Before you can walk the walk, you've got to think the thought ...

So I have spent the past few months leaning faster than I have ever learned before. While I have made some very small efforts to implement technology into my classroom in the past, coming across the new 2.0 tools changed my view of technology and learning as a whole. For me, it was important to gather a base of information before jumping into anything in my own classroom (the learning was too engaging to stop ...). I read blogs (thanks Ewan, Will, Chris, and many others), got a feed aggregator, used delicious, played with Audacity, and made a to-do list for myself that I hope to get to soon:

  • Skype
  • GoogleDocs
  • Second Life
've had my time to think and gather and stew and realize the power of these tools - their ability to connect people with information and people with people, and now I'm ready to start at least a little but of this in my classroom. We are lucky enough to have a visiting poet in our class this week, and I hope to take the opportunity to get my kids' work out to the world!

Of course, this whole thing has left me with far more questions than answers (and I've only been reading about this for about 2 months, I can only imagine the questions that exist for you veterans). And those questions tend to be focused around my own use of these tools rather than the larger scale issues that I hope to be able to consider more later.

How can technology be used to differentiate my classroom?

How can I use technology to "outsource" some simple tasks so that I can focus more of my time on students.

How will others in my school and district react to my own uses of technology? How much should I care how they react?

Is it possible to create an environment in my own school where people view technology in a similar light as I do? (I guess it has to start somewhere - my own classroom).

With just a few months left this year, what can I play around with and learn so that I can design next year's learning with more technolgoy involved?

And my new favorite one - Should I buy an Apple computer? (and if so, the laptop or the desktop!)

Well, those are just a few thoughts. I can't claim to be far along the continuum - I'm new at this. But I'm learning!

Views: 35

Comment by Jeremiah Patterson on April 23, 2007 at 8:58pm

Yesterday I posted on this site about an interview I have set up for Thursday about teacher leadership and activism. My thinking is that teacher leadership toward the establishment of school 2.0 is, essentially, activism -- advocacy that will result in policy shifts. Your post here essentially captures the voice I'm looking for. (If you have a moment, read the post -- it'll make more sense.) I'm very interested in your thinking around this. If you can't find it here, it's cross-posted on my blog... (

How has your exposure to web 2.0 tools and those using them well affected your collegial relationships?

Do you find yourself advocating for changes in policy (written or not) to reflect the possibilities you see for education?

I'm fired up because you appear to be as far "along the continuum" as I, but you are in the classroom.
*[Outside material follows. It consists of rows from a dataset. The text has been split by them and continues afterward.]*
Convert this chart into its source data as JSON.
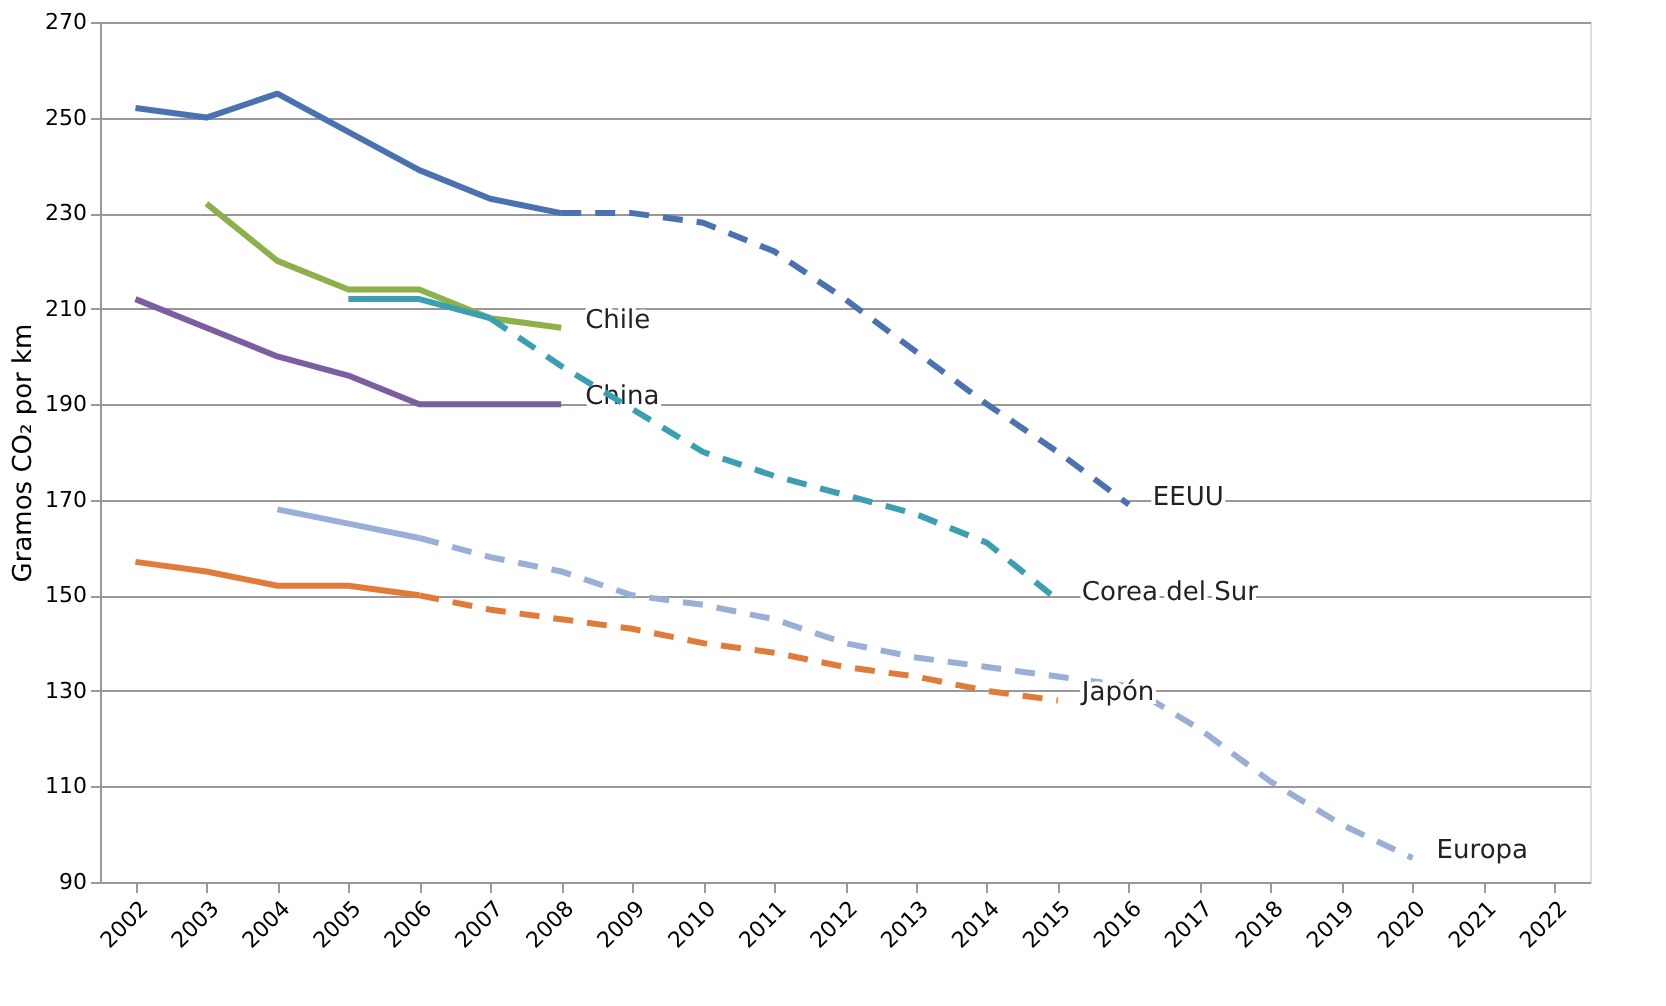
{
  "chart_data": {
    "type": "line",
    "ylabel": "Gramos CO₂ por km",
    "categories": [
      "2002",
      "2003",
      "2004",
      "2005",
      "2006",
      "2007",
      "2008",
      "2009",
      "2010",
      "2011",
      "2012",
      "2013",
      "2014",
      "2015",
      "2016",
      "2017",
      "2018",
      "2019",
      "2020",
      "2021",
      "2022"
    ],
    "ylim": [
      90,
      270
    ],
    "yticks": [
      90,
      110,
      130,
      150,
      170,
      190,
      210,
      230,
      250,
      270
    ],
    "grid": "y",
    "marker": "none",
    "series": [
      {
        "color": "#4a72b0",
        "line_style": "solid",
        "values": [
          252,
          250,
          255,
          247,
          239,
          233,
          230,
          null,
          null,
          null,
          null,
          null,
          null,
          null,
          null,
          null,
          null,
          null,
          null,
          null,
          null
        ]
      },
      {
        "name": "EEUU",
        "color": "#4a72b0",
        "line_style": "dashed",
        "values": [
          null,
          null,
          null,
          null,
          null,
          null,
          230,
          230,
          228,
          222,
          212,
          201,
          190,
          180,
          169,
          null,
          null,
          null,
          null,
          null,
          null
        ]
      },
      {
        "name": "Chile",
        "color": "#8db04a",
        "line_style": "solid",
        "values": [
          null,
          232,
          220,
          214,
          214,
          208,
          206,
          null,
          null,
          null,
          null,
          null,
          null,
          null,
          null,
          null,
          null,
          null,
          null,
          null,
          null
        ]
      },
      {
        "name": "China",
        "color": "#7a5ea0",
        "line_style": "solid",
        "values": [
          212,
          206,
          200,
          196,
          190,
          190,
          190,
          null,
          null,
          null,
          null,
          null,
          null,
          null,
          null,
          null,
          null,
          null,
          null,
          null,
          null
        ]
      },
      {
        "color": "#3a9fb0",
        "line_style": "solid",
        "values": [
          null,
          null,
          null,
          212,
          212,
          208,
          null,
          null,
          null,
          null,
          null,
          null,
          null,
          null,
          null,
          null,
          null,
          null,
          null,
          null,
          null
        ]
      },
      {
        "name": "Corea del Sur",
        "color": "#3a9fb0",
        "line_style": "dashed",
        "values": [
          null,
          null,
          null,
          null,
          null,
          208,
          198,
          189,
          180,
          175,
          171,
          167,
          161,
          149,
          null,
          null,
          null,
          null,
          null,
          null,
          null
        ]
      },
      {
        "color": "#9aafd6",
        "line_style": "solid",
        "values": [
          null,
          null,
          168,
          165,
          162,
          null,
          null,
          null,
          null,
          null,
          null,
          null,
          null,
          null,
          null,
          null,
          null,
          null,
          null,
          null,
          null
        ]
      },
      {
        "name": "Europa",
        "color": "#9aafd6",
        "line_style": "dashed",
        "values": [
          null,
          null,
          null,
          null,
          162,
          158,
          155,
          150,
          148,
          145,
          140,
          137,
          135,
          133,
          131,
          122,
          111,
          102,
          95,
          null,
          null
        ]
      },
      {
        "color": "#e07b39",
        "line_style": "solid",
        "values": [
          157,
          155,
          152,
          152,
          150,
          null,
          null,
          null,
          null,
          null,
          null,
          null,
          null,
          null,
          null,
          null,
          null,
          null,
          null,
          null,
          null
        ]
      },
      {
        "name": "Japón",
        "color": "#e07b39",
        "line_style": "dashed",
        "values": [
          null,
          null,
          null,
          null,
          150,
          147,
          145,
          143,
          140,
          138,
          135,
          133,
          130,
          128,
          null,
          null,
          null,
          null,
          null,
          null,
          null
        ]
      }
    ]
  }
}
I firmly believe it will be teachers who lead this (r)evolution.

Care to contribute to my project?

Comment by techmentor on April 24, 2007 at 10:07am
Wow, huge learning curve isn't it!! I know. I am a middle school math teacher who was given the awesome job of become a technology mentor. Basically I get to go around to all the schools in my district and help teachers integrate technology in their lessons. It is an amazing opportunity and at times overwhelming. My own learning curve from September has been steep. But, here are a few thoughts.....

1. Use the technology you are comfortable with in your classroom. For elementary school maybe you want to start with a "wikispace" for a classroom project. It is hard to decided; there is so much you can do. Remember this, no matter what you use for technology the differentiation is there. Take for example my post to you on digital storytelling....You are meeting reading and writing outcomes plus by using technology you are meeting the needs of every type of learner in the class.

2. At first the use of technology will be a time management nightmare, but eventually you will find it is a saver of time. This does require some access to technology in the classroom(or a lab). Try a "webquest" will be amazed at how you will turn into the facilitator (moving around and helping) and no longer the teacher (at the front of the room). Most of our new teachers to incorporating technology start with "webquests". Go to GOOGLE and search "webquests" of "elementary webquests"...but again you will need access to a lab or some computers in your room.

3. I never worried about my teaching style and the teacher next door. If you start teaching using technology and students and parents like it...others will follow. The key is to keep parents informed and interested and keep students engaged. Any new and interesting teaching style can become a way for other teachers to see what you are doing. See if you can present at a staff meeting when you have some concrete examples. This has worked well for us. There will always be resistors on your staff. That's OK.

4. My favorite question. Apple or PC. I use both in my position, but I am a die hard Apple fan. However, there are limitations!! Be aware that software is more expensive and not everything is compatible. But, the creative side will come out on an Apple. It is truly built for education. We have a school in our district where all grade 7 students have Apple laptops and we have another where all grade 7 students have PC laptops. The results are astounding!! Apple wins every time. As far as a laptop vs. desktop....I have a MacBook Pro laptop. It's great, but runs very hot at times. I will probably buy a desktop next time as I really want the bigger monitor.

Sorry...another long post!!
Comment by Sylvia Martinez on April 24, 2007 at 8:51pm
Just me - but I would dump Second Life in place of Google Earth or video/music mashups.